Novel tools for longitudinal, high-resolution monitoring of the aging nervous system in C. elegans – Sahand Saberi
C. elegans as a model organism has been studied extensively throughout past years. However, conventional techniques used to study these nematodes is low-throughput, labor intensive, and in some cases unable to perform certain experiments such as lifelong imaging. In my project, I am implementing microfluidic devices to address the issues mentioned above. My project is focused on integrating microfluidic device that perform high-resolution, longitudinal imaging with cutting edge image processing techniques to increase the accuracy of the data analysis. I am trying to use various machine learning techniques including Convolutional Neuronal Networks to process the images acquired. Successful integration of these techniques will enable me to segment and process images with complex features and eventually track subtle phenotypes occurring to nematodes as they age. We are currently interested in implementing CNNs in detecting neuronal beading in PVD and track this process quantitatively as nematodes age.
Building Quantitative Statistical Models to stressors in C. elegans – Karthik Suresh Arulalan
In vivo monitoring of head injury cellular damage in Alzheimer’s disease – Rita Tejada
An important challenge in understanding the links between traumatic brain injury (TBI) and Alzheimer’s disease (AD) is a scarcity of experimental models that enable systematic studies of neuronal injury, while quantifying subsequent damage and its interaction with AD. To elucidate the fundamental mechanistic relationships between injury and AD, and the genetic pathways at play, capturing post-injury in vivo dynamic information of both neurological function and morphology at high-resolution would be necessary. The nematode C. elegans provides a unique experimental platform to perform quantitative analysis of injury, neurodegeneration, and neuronal function in AD models. Neuronal injury induced by controlled microfluidic devices will enable characterization of morphological and functional defects in an intact nervous system, in vivo. By incorporating a C. elegans AD model, with controlled injury and high-content platforms, this work will enable studies of injury and neurodegeneration.

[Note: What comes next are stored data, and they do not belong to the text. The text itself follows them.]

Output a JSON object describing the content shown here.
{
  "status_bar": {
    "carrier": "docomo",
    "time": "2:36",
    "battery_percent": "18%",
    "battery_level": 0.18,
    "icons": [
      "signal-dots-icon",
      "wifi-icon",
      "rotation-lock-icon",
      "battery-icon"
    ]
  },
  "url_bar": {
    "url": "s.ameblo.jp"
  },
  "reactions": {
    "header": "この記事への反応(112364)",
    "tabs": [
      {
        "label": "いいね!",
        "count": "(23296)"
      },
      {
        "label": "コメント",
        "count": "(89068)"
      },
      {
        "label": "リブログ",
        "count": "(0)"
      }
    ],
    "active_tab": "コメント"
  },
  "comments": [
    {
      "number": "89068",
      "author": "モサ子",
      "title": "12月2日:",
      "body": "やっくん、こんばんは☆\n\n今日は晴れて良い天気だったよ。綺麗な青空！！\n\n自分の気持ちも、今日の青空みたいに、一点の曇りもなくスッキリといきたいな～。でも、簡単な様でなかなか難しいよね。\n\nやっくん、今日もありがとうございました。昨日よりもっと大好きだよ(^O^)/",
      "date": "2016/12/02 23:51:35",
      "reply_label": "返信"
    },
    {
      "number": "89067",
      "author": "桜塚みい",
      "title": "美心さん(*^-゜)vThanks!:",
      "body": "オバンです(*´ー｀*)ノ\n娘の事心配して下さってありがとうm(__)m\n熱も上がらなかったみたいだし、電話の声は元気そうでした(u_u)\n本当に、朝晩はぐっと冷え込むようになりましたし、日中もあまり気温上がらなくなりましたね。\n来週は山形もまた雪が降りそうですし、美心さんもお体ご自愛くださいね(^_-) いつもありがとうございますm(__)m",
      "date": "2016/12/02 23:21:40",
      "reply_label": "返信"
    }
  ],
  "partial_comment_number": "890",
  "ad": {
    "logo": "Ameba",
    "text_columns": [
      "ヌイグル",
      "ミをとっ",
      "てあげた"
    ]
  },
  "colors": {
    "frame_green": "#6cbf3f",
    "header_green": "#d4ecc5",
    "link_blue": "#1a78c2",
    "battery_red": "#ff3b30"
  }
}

Quantitative Analysis by Image Processing of Extravillous Cytotrophoblast in Human Embryonic Stem Cell-derived Trophoblast – Victoria Karakis
I utilize image analysis techniques to quantitatively asses the effects cytokines have on the differentiation and invasion of human embryonic stem cell-derived extravillous cytotrophoblast cells (EVTs). These cells are a major cell type in the human placenta and play a key role in remodeling uterine spiral arteries to ensure efficient blood flow and fetal nutrition during pregnancy. Improper invasion of these cells can result in life-threatening diseases for the mother and fetus, including pre-eclampsia, where the only known cure is pre-term birth. Therefore, in understanding what effects the invasion of these cells, we can begin to understand and develop therapeutics to combat placental disorders.
Novel High-Throughput Microfluidic Particle Filter Mimicking the Manta Ray’s Feeding Mechanism – Andrew Clark
Microparticle filtration plays an important role in many medical and biological systems. However, most current technologies of microparticle filtration are limited by low-throughput or clogging. Interestingly, the Manta Ray uses a non-clogging filter feeding mechanism where filter pores are larger than the particles being filtered. We intend to scale down this feeding mechanism to filter microparticles of various sizes.